Figure 6 |. Functional assays of ENPP1, IGFBP3, ARID5B, and ADK in coronary artery calcification and vascular smooth muscle cell phenotype.

a, Effects of siRNA-mediated knockdown of ENPP1, IGFBP3, ARID5B, and ADK on osteogenic marker RUNX2 gene expression in human coronary artery smooth muscle cells (HCASMCs) cultured in control or osteogenic media (OM). n = 6 biological replicates per group. b, Western blot analysis of RUNX2 protein levels in HCASMCs cultured in basal control or OM and transfected with siCTRL, siENPP1, siIGFBP3, siARID5B, or siADK. GAPDH was used as a loading control. c, Effects of siRNA knockdown on CNN1 mRNA expression. n = 6 biological replicates per group. d, Calcification assessed by Alizarin Red staining in HCASMCs cultured in OM and transfected with siCTRL, siENPP1, siIGFBP3, siARID5B, or siADK. Representative images from three independent experiments. e, MTT assay-based proliferation in HCASMCs transfected with siCTRL, siENPP1, siIGFBP3, siARID5B or siADK. n = 12 biological replicates per treatment and control group; each individual sample read three times; value reported represents the mean of three technical replicates. f,g, Scratch wound-based migration assay in HCASMCs transfected with siCTRL, siENPP1, siIGFBP3, siARID5B or siADK, as quantified in g.
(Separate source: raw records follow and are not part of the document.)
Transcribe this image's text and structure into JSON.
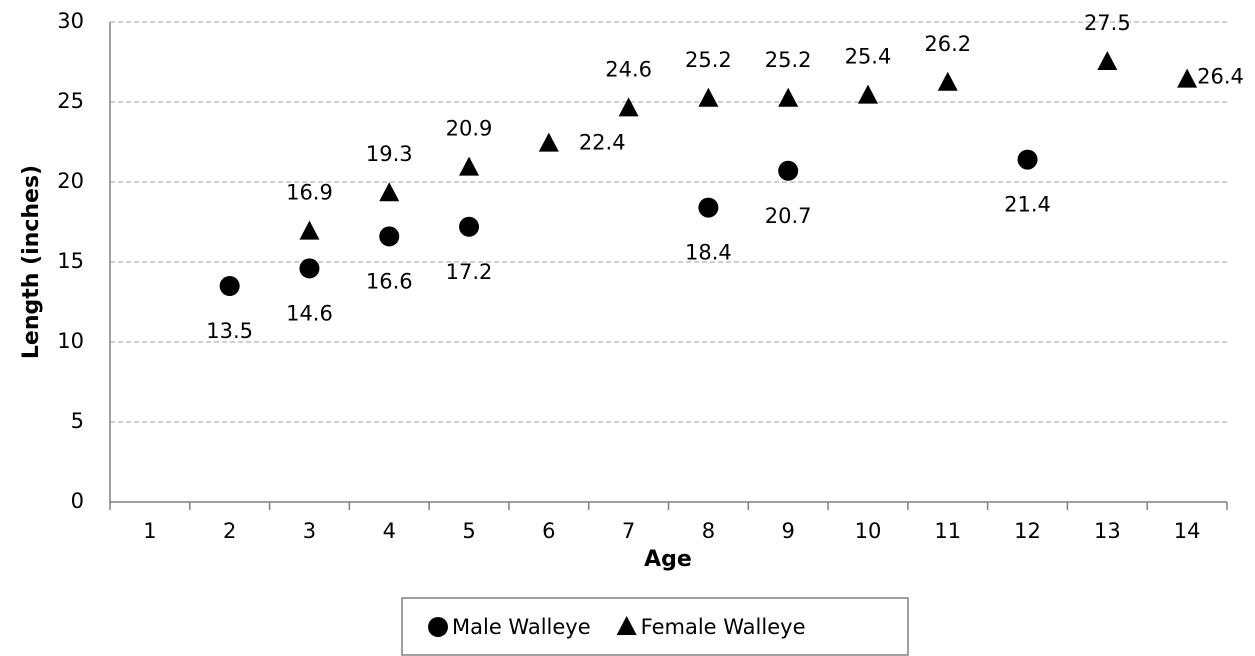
{
  "chart_data": {
    "type": "scatter",
    "x_label": "Age",
    "y_label": "Length (inches)",
    "categories": [
      "1",
      "2",
      "3",
      "4",
      "5",
      "6",
      "7",
      "8",
      "9",
      "10",
      "11",
      "12",
      "13",
      "14"
    ],
    "series": [
      {
        "name": "Male Walleye",
        "color": "#000000",
        "marker": "circle",
        "values": [
          null,
          13.5,
          14.6,
          16.6,
          17.2,
          null,
          null,
          18.4,
          20.7,
          null,
          null,
          21.4,
          null,
          null
        ]
      },
      {
        "name": "Female Walleye",
        "color": "#000000",
        "marker": "triangle",
        "values": [
          null,
          null,
          16.9,
          19.3,
          20.9,
          22.4,
          24.6,
          25.2,
          25.2,
          25.4,
          26.2,
          null,
          27.5,
          26.4
        ]
      }
    ],
    "ylim": [
      0,
      30
    ],
    "yticks": [
      0,
      5,
      10,
      15,
      20,
      25,
      30
    ],
    "grid": true,
    "legend": "bottom"
  }
}
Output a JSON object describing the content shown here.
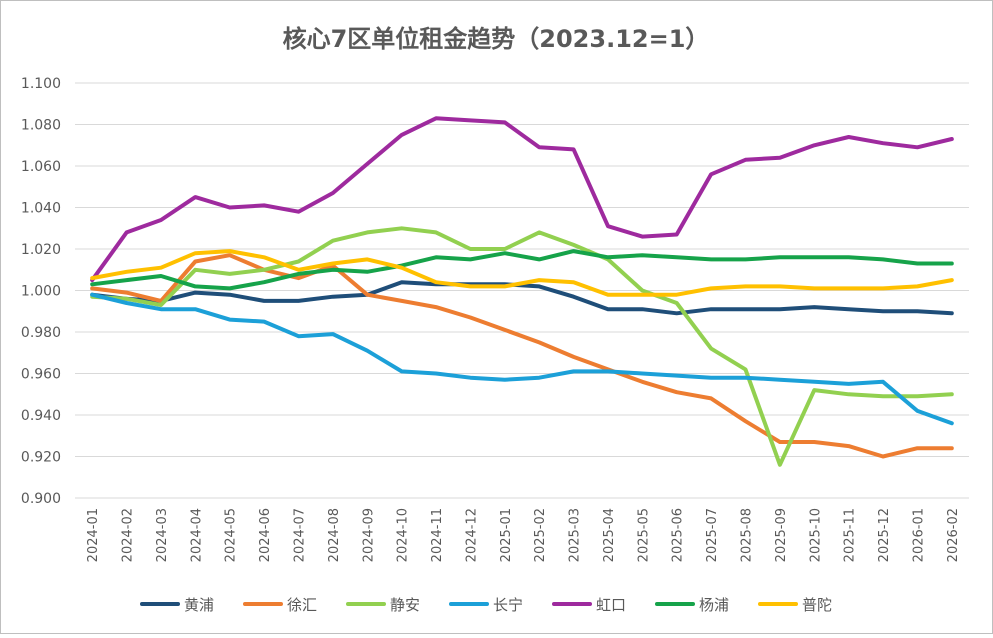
{
  "chart_data": {
    "type": "line",
    "title": "核心7区单位租金趋势（2023.12=1）",
    "xlabel": "",
    "ylabel": "",
    "ylim": [
      0.9,
      1.1
    ],
    "ytick_step": 0.02,
    "ytick_labels": [
      "0.900",
      "0.920",
      "0.940",
      "0.960",
      "0.980",
      "1.000",
      "1.020",
      "1.040",
      "1.060",
      "1.080",
      "1.100"
    ],
    "grid": "horizontal",
    "legend_position": "bottom",
    "categories": [
      "2024-01",
      "2024-02",
      "2024-03",
      "2024-04",
      "2024-05",
      "2024-06",
      "2024-07",
      "2024-08",
      "2024-09",
      "2024-10",
      "2024-11",
      "2024-12",
      "2025-01",
      "2025-02",
      "2025-03",
      "2025-04",
      "2025-05",
      "2025-06",
      "2025-07",
      "2025-08",
      "2025-09",
      "2025-10",
      "2025-11",
      "2025-12",
      "2026-01",
      "2026-02"
    ],
    "series": [
      {
        "name": "黄浦",
        "color": "#1f4e79",
        "values": [
          0.998,
          0.996,
          0.995,
          0.999,
          0.998,
          0.995,
          0.995,
          0.997,
          0.998,
          1.004,
          1.003,
          1.003,
          1.003,
          1.002,
          0.997,
          0.991,
          0.991,
          0.989,
          0.991,
          0.991,
          0.991,
          0.992,
          0.991,
          0.99,
          0.99,
          0.989
        ]
      },
      {
        "name": "徐汇",
        "color": "#ed7d31",
        "values": [
          1.001,
          0.999,
          0.995,
          1.014,
          1.017,
          1.01,
          1.006,
          1.012,
          0.998,
          0.995,
          0.992,
          0.987,
          0.981,
          0.975,
          0.968,
          0.962,
          0.956,
          0.951,
          0.948,
          0.937,
          0.927,
          0.927,
          0.925,
          0.92,
          0.924,
          0.924
        ]
      },
      {
        "name": "静安",
        "color": "#92d050",
        "values": [
          0.997,
          0.996,
          0.993,
          1.01,
          1.008,
          1.01,
          1.014,
          1.024,
          1.028,
          1.03,
          1.028,
          1.02,
          1.02,
          1.028,
          1.022,
          1.015,
          1.0,
          0.994,
          0.972,
          0.962,
          0.916,
          0.952,
          0.95,
          0.949,
          0.949,
          0.95
        ]
      },
      {
        "name": "长宁",
        "color": "#1ca0d8",
        "values": [
          0.998,
          0.994,
          0.991,
          0.991,
          0.986,
          0.985,
          0.978,
          0.979,
          0.971,
          0.961,
          0.96,
          0.958,
          0.957,
          0.958,
          0.961,
          0.961,
          0.96,
          0.959,
          0.958,
          0.958,
          0.957,
          0.956,
          0.955,
          0.956,
          0.942,
          0.936
        ]
      },
      {
        "name": "虹口",
        "color": "#9e2a9e",
        "values": [
          1.005,
          1.028,
          1.034,
          1.045,
          1.04,
          1.041,
          1.038,
          1.047,
          1.061,
          1.075,
          1.083,
          1.082,
          1.081,
          1.069,
          1.068,
          1.031,
          1.026,
          1.027,
          1.056,
          1.063,
          1.064,
          1.07,
          1.074,
          1.071,
          1.069,
          1.073
        ]
      },
      {
        "name": "杨浦",
        "color": "#16a34a",
        "values": [
          1.003,
          1.005,
          1.007,
          1.002,
          1.001,
          1.004,
          1.008,
          1.01,
          1.009,
          1.012,
          1.016,
          1.015,
          1.018,
          1.015,
          1.019,
          1.016,
          1.017,
          1.016,
          1.015,
          1.015,
          1.016,
          1.016,
          1.016,
          1.015,
          1.013,
          1.013
        ]
      },
      {
        "name": "普陀",
        "color": "#ffc000",
        "values": [
          1.006,
          1.009,
          1.011,
          1.018,
          1.019,
          1.016,
          1.01,
          1.013,
          1.015,
          1.011,
          1.004,
          1.002,
          1.002,
          1.005,
          1.004,
          0.998,
          0.998,
          0.998,
          1.001,
          1.002,
          1.002,
          1.001,
          1.001,
          1.001,
          1.002,
          1.005
        ]
      }
    ]
  }
}
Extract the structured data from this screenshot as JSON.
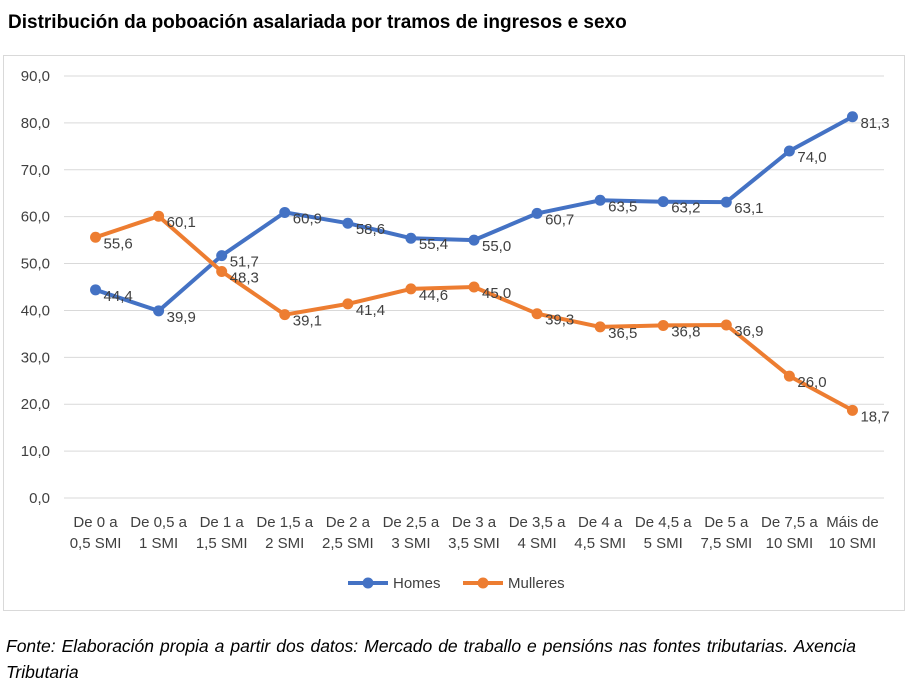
{
  "title": "Distribución da poboación asalariada por tramos de ingresos e sexo",
  "source": "Fonte: Elaboración propia a partir dos datos: Mercado de traballo e pensións nas fontes tributarias. Axencia Tributaria",
  "chart_data": {
    "type": "line",
    "title": "",
    "xlabel": "",
    "ylabel": "",
    "ylim": [
      0,
      90
    ],
    "yticks": [
      "0,0",
      "10,0",
      "20,0",
      "30,0",
      "40,0",
      "50,0",
      "60,0",
      "70,0",
      "80,0",
      "90,0"
    ],
    "grid": true,
    "legend_position": "bottom",
    "categories": [
      [
        "De 0 a",
        "0,5 SMI"
      ],
      [
        "De 0,5 a",
        "1 SMI"
      ],
      [
        "De 1 a",
        "1,5 SMI"
      ],
      [
        "De 1,5 a",
        "2 SMI"
      ],
      [
        "De 2 a",
        "2,5 SMI"
      ],
      [
        "De 2,5 a",
        "3 SMI"
      ],
      [
        "De 3 a",
        "3,5 SMI"
      ],
      [
        "De 3,5 a",
        "4 SMI"
      ],
      [
        "De 4 a",
        "4,5 SMI"
      ],
      [
        "De 4,5 a",
        "5 SMI"
      ],
      [
        "De 5 a",
        "7,5 SMI"
      ],
      [
        "De 7,5 a",
        "10 SMI"
      ],
      [
        "Máis de",
        "10 SMI"
      ]
    ],
    "series": [
      {
        "name": "Homes",
        "color": "#4472c4",
        "values": [
          44.4,
          39.9,
          51.7,
          60.9,
          58.6,
          55.4,
          55.0,
          60.7,
          63.5,
          63.2,
          63.1,
          74.0,
          81.3
        ],
        "labels": [
          "44,4",
          "39,9",
          "51,7",
          "60,9",
          "58,6",
          "55,4",
          "55,0",
          "60,7",
          "63,5",
          "63,2",
          "63,1",
          "74,0",
          "81,3"
        ]
      },
      {
        "name": "Mulleres",
        "color": "#ed7d31",
        "values": [
          55.6,
          60.1,
          48.3,
          39.1,
          41.4,
          44.6,
          45.0,
          39.3,
          36.5,
          36.8,
          36.9,
          26.0,
          18.7
        ],
        "labels": [
          "55,6",
          "60,1",
          "48,3",
          "39,1",
          "41,4",
          "44,6",
          "45,0",
          "39,3",
          "36,5",
          "36,8",
          "36,9",
          "26,0",
          "18,7"
        ]
      }
    ]
  }
}
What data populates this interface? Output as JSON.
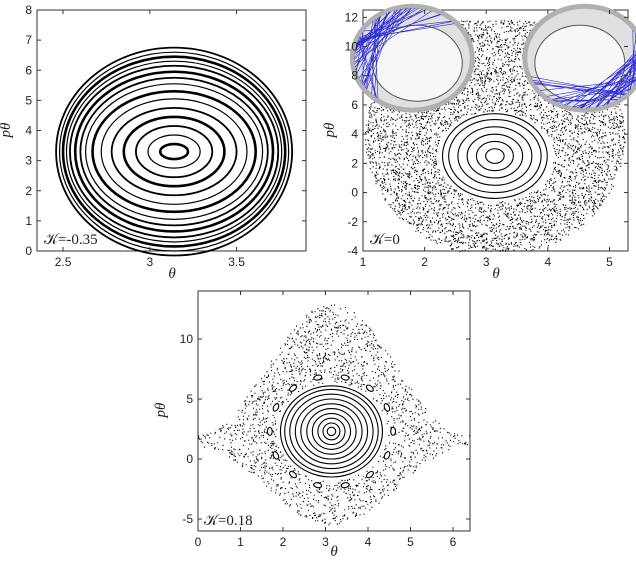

An initial image of the assay is provided to demonstrate creation of a cell-free gap, prior to incubation with OM. n = 6 biological replicates per treatment and control group. Scale bars, 200 μm. All statistical comparisons shown were made using a two-tailed one-way ANOVA with Sidak’s test for multiple comparisons. Values in a-g represent mean ± standard error of the mean. Full-length blots are provided as Source Data.